The Greek Paper: Policy Commitments and Actions for EC/ECB/IMF [pdf] - rurban
http://s.kathimerini.gr/resources/article-files/h-ellhnikh-protash.pdf

======
rurban
This is the full paper as submitted and not excerpts being discussed in
various outlets.

It is interestingly close to the old troika demands, but has a few key changes
and reforms suggested by the greek side.

They acknowledged a full pension reform, which will affect even the poor, but
the IWF promised a backup up to 300 eur, an essential minimal income.

VAT reform also almost as demanded. It will (i) unify the rates at a standard
23%, which will include restaurants and catering, and a reduced 13 % for basic
food, energy, hotels (!), and water (excluding sewage), and a super-reduced
rate of 6 percent for pharmaceuticals, books (!), and theater(!); (ii)
streamline exemptions to broaden the base and raise the tax on insurance; and
(iii) Eliminate discounts on islands, starting with the islands with higher
incomes and which are the most popular tourist destinations, except the most
remote ones.
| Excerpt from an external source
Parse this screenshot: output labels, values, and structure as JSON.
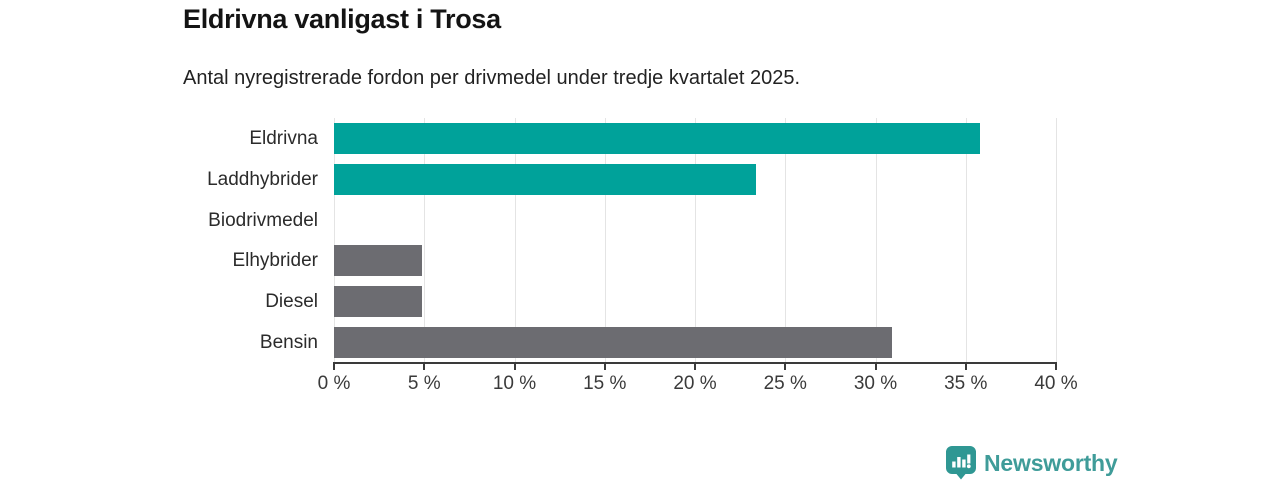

Minimum VAT on essential goods such as books and theatres? This
looks very interesting. The greek variant of "panes et circensem".

The Fiscal part, Tax administration and the Public Administration, Justice and
Anti Corruption part seems to be taken from the new finance minister. Close
the holes, make the reforms (at least in legislation), cut military spending
by €100 million in 2015 and by €200 million in 2016.